Search code examples
postgresqlreplicationdatabase-replicationpgpool

Manage conflicts and lag on Postgres Replication in Hot Standby with read heavy Slave


Requirement:

Avoid terminating connection due to conflict with recovery error and also have acceptable replication lag.

Google Cloud PostgreSQL 9.6, Replication turned on (uses Streaming replication), PGPool-II set to only do load balancing and with following properties on slave:

work_mem    3276800
commit_delay    100
max_wal_size    940
max_standby_archive_delay   -1
max_standby_streaming_delay -1
hot_standby_feedback    on

Machine config:

vCPUs:8, Memory: 30 GB, SSD storage: 76 GB

Workload:

Master fully loaded with writes and reads, and slave also fully loaded with lots of reads. The max length of queries might be around 8-10 secs.

What we tried before:

  • Set max_standby_archive_delay and max_standby_streaming_delay to 900000 (900 secs), however we were seeing a lot of conflict errors.

  • Set max_standby_archive_delay and max_standby_streaming_delay to -1, this made the conflict errors go away, however the lag increased a lot (somewhere around 23mins)

  • Set max_standby_archive_delay and max_standby_streaming_delay to -1 and hot_standby_feedback to on.

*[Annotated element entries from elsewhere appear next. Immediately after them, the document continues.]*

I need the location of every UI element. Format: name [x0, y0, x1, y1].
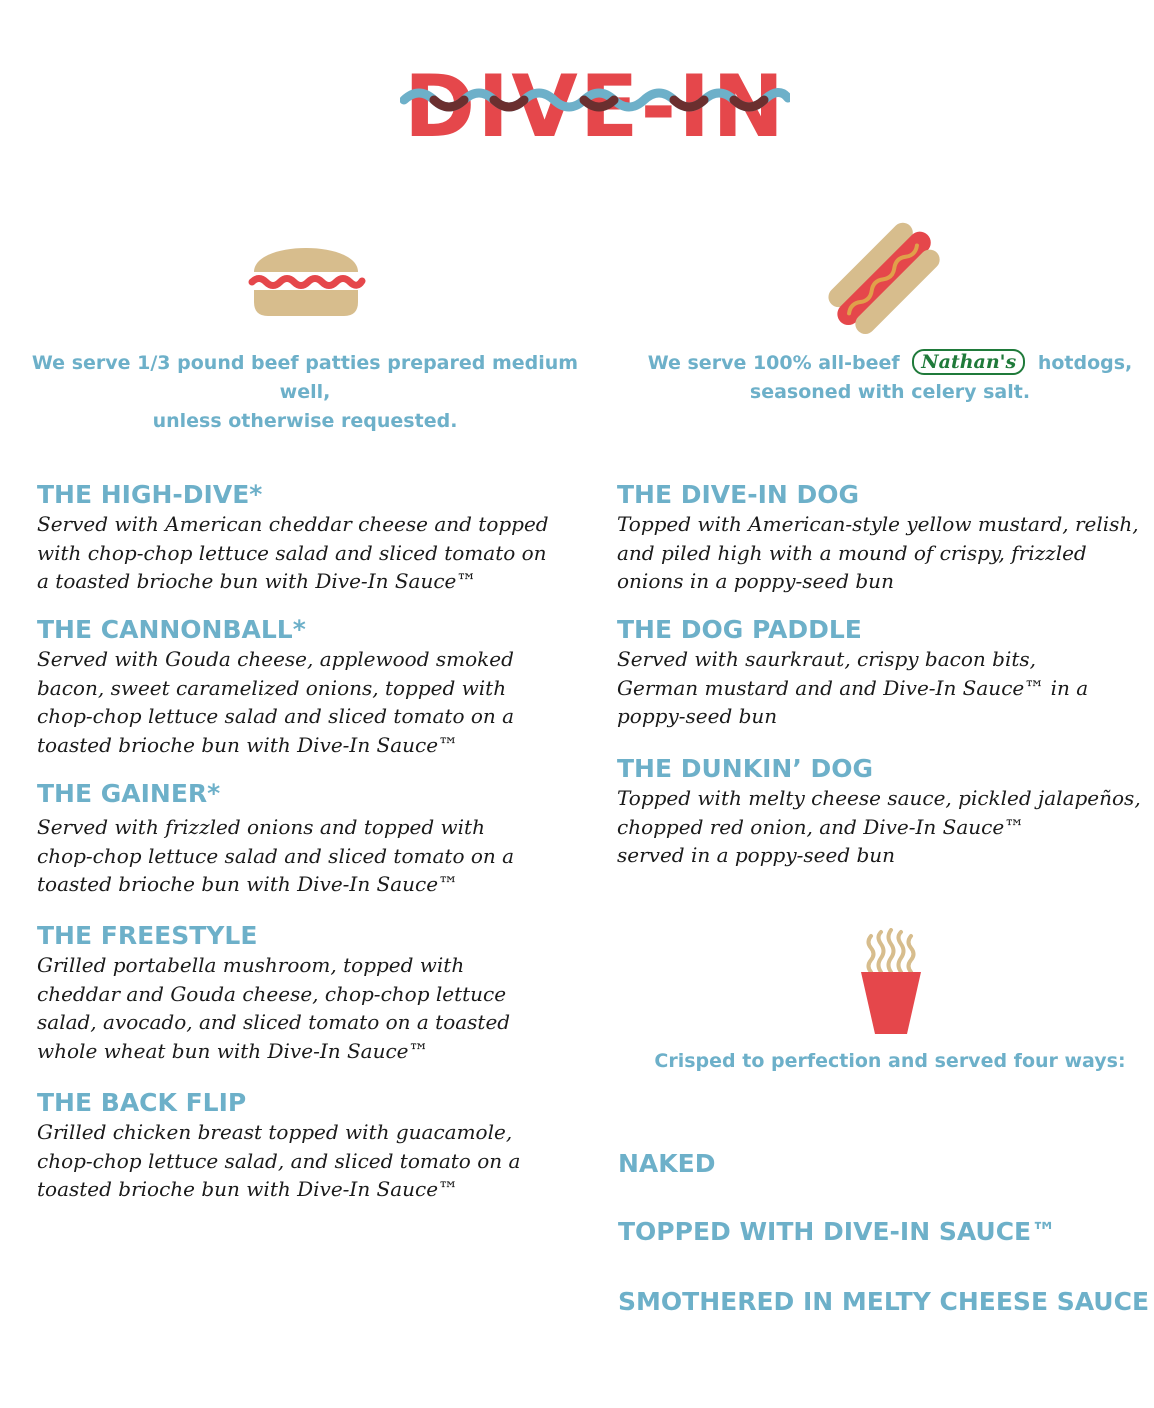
- fries-item-naked: NAKED: [618, 1149, 716, 1178]
- menu-item-freestyle: [37, 921, 597, 1065]
- item-description: Grilled chicken breast topped with guacamole, chop-chop lettuce salad, and sliced tomato on a toasted brioche bun with Dive-In Sauce™: [37, 1120, 521, 1201]
- menu-item-dive-in-dog: [617, 480, 1147, 596]
- fries-icon: [855, 928, 927, 1038]
- item-title: THE DOG PADDLE: [617, 615, 862, 644]
- hotdog-intro: [640, 349, 1140, 407]
- item-title: THE FREESTYLE: [37, 921, 258, 950]
- nathans-logo: Nathan's: [912, 349, 1025, 375]
- item-description: Served with frizzled onions and topped with chop-chop lettuce salad and sliced tomato on a toasted brioche bun with Dive-In Sauce™: [37, 815, 515, 896]
- item-description: Topped with American-style yellow mustard, relish, and piled high with a mound of crispy, frizzled onions in a poppy-seed bun: [617, 512, 1139, 593]
- item-description: Topped with melty cheese sauce, pickled jalapeños, chopped red onion, and Dive-In Sauce™ served in a poppy-seed bun: [617, 786, 1141, 867]
- burger-icon: [246, 226, 366, 321]
- hotdog-icon: [826, 222, 941, 334]
- menu-item-dunkin-dog: [617, 754, 1147, 870]
- fries-item-dive-in-sauce: TOPPED WITH DIVE-IN SAUCE™: [618, 1217, 1057, 1246]
- menu-item-back-flip: [37, 1088, 597, 1204]
- menu-item-cannonball: [37, 615, 597, 759]
- menu-item-dog-paddle: [617, 615, 1147, 731]
- dive-in-logo: [400, 58, 790, 148]
- hotdog-intro-end: hotdogs,: [1037, 352, 1133, 374]
- menu-item-gainer: [37, 779, 597, 899]
- item-description: Served with Gouda cheese, applewood smoked bacon, sweet caramelized onions, topped with chop-chop lettuce salad and sliced tomato on a toasted brioche bun with Dive-In Sauce™: [37, 647, 515, 757]
- menu-item-high-dive: [37, 480, 597, 596]
- item-title: THE CANNONBALL*: [37, 615, 306, 644]
- item-description: Served with American cheddar cheese and topped with chop-chop lettuce salad and sliced tomato on a toasted brioche bun with Dive-In Sauce™: [37, 512, 549, 593]
- fries-intro: Crisped to perfection and served four ways:: [654, 1050, 1126, 1072]
- item-description: Grilled portabella mushroom, topped with cheddar and Gouda cheese, chop-chop lettuce salad, avocado, and sliced tomato on a toasted whole wheat bun with Dive-In Sauce™: [37, 953, 511, 1063]
- hotdog-intro-start: We serve 100% all-beef: [647, 352, 900, 374]
- item-title: THE DIVE-IN DOG: [617, 480, 860, 509]
- fries-item-cheese-sauce: SMOTHERED IN MELTY CHEESE SAUCE: [618, 1287, 1150, 1316]
- item-title: THE DUNKIN’ DOG: [617, 754, 874, 783]
- item-description: Served with saurkraut, crispy bacon bits, German mustard and and Dive-In Sauce™ in a poppy-seed bun: [617, 647, 1089, 728]
- item-title: THE GAINER*: [37, 779, 221, 808]
- logo-text: DIVE-IN: [403, 58, 787, 148]
- burger-intro: We serve 1/3 pound beef patties prepared medium well, unless otherwise requested.: [31, 352, 579, 432]
- item-title: THE HIGH-DIVE*: [37, 480, 263, 509]
- hotdog-intro-line2: seasoned with celery salt.: [749, 381, 1031, 403]
- item-title: THE BACK FLIP: [37, 1088, 247, 1117]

This also made the conflict errors go away, however we are still seeing replication lags (around 500 secs)

Query used for lag:

SELECT
  pg_last_xlog_receive_location() receive,
  pg_last_xlog_replay_location() replay,
  (
   extract(epoch FROM now()) -
   extract(epoch FROM pg_last_xact_replay_timestamp())
  )::int lag;

Graph of lag measured every 1 sec over a period of 9 hours:

graph

Questions:

  1. Given our use-case (Slave being actively used for read queries, how do we make sure we have no conflict errors and a reasonable lag (around few secs)
  2. What does the lag mean? Does it mean only one of the table is behind Master? Or does it mean all other WALs are also pending to be applied on Slave.
  3. If 1. is not achievable using config properties, how do we solve it in code (This is the least desirable since the code base is vast and will require lots of changes)

Thanks!


Solution

  • You cannot totally avoid conflicts — every statement like TRUNCATE or ALTER TABLE that requires an ACCESS EXCLUSIVE lock will lead to a replication conflict.

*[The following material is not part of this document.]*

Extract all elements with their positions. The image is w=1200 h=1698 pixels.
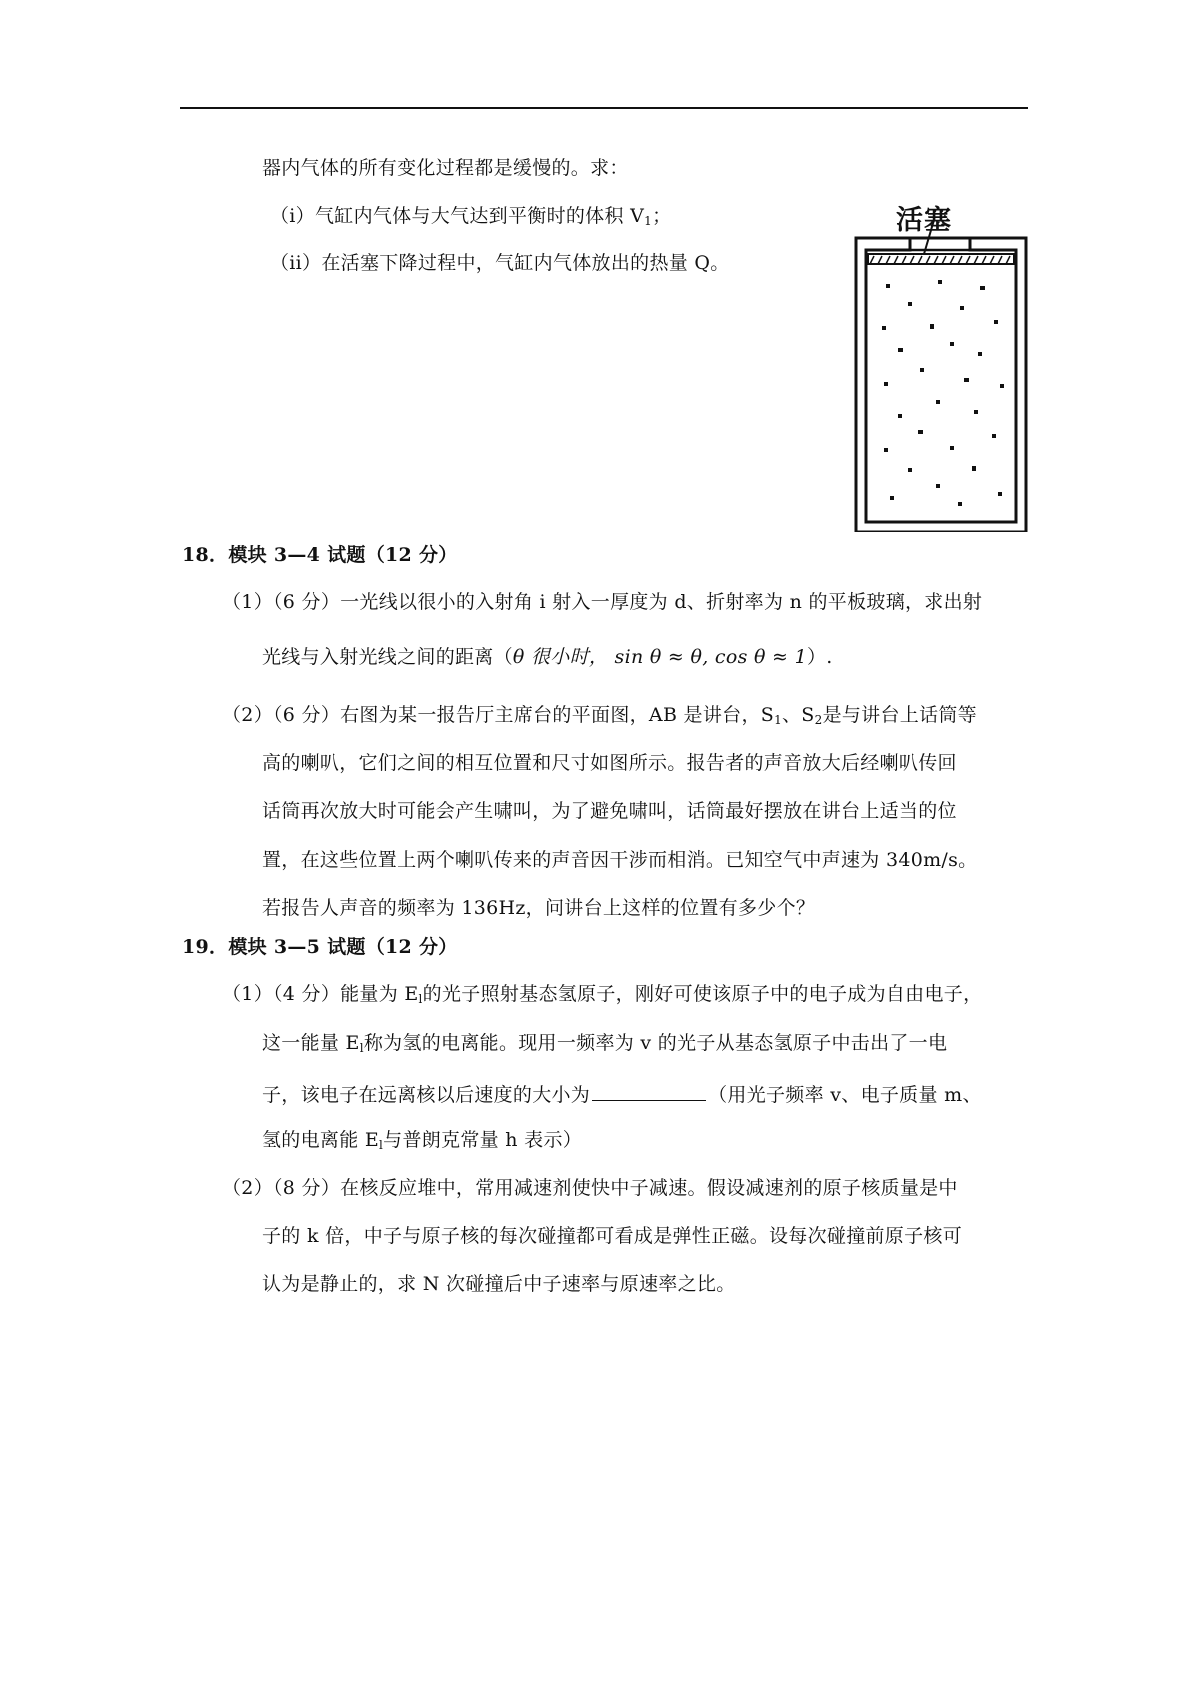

    But you can avoid replication conflicts caused by VACUUM:

    • Set hot_standby_feedback = on to keep PostgreSQL from removing tuples still needed on the standby.

    • Set old_snapshot_threshold to a (possibly high) value other than the default to avoid vacuum truncation.

      This truncation requires an ACCESS EXCLUSIVE lock that can also lead to conflicts.

    For the remaining conflicts, you have a choice between delayed application and query cancelation. Or you change the workload to avoid ACCESS EXCLUSIVE locks.

    To find out what is blocking you, you'll have to use pg_xlogdump on the WAL files and search for ACCESS EXCLUSIVE locks. This will allow you to figure out which object is locked. To find out what kind of operation is performed, check the WAL entries immediately before (VACUUM?) or immediately afterwards (DDL?).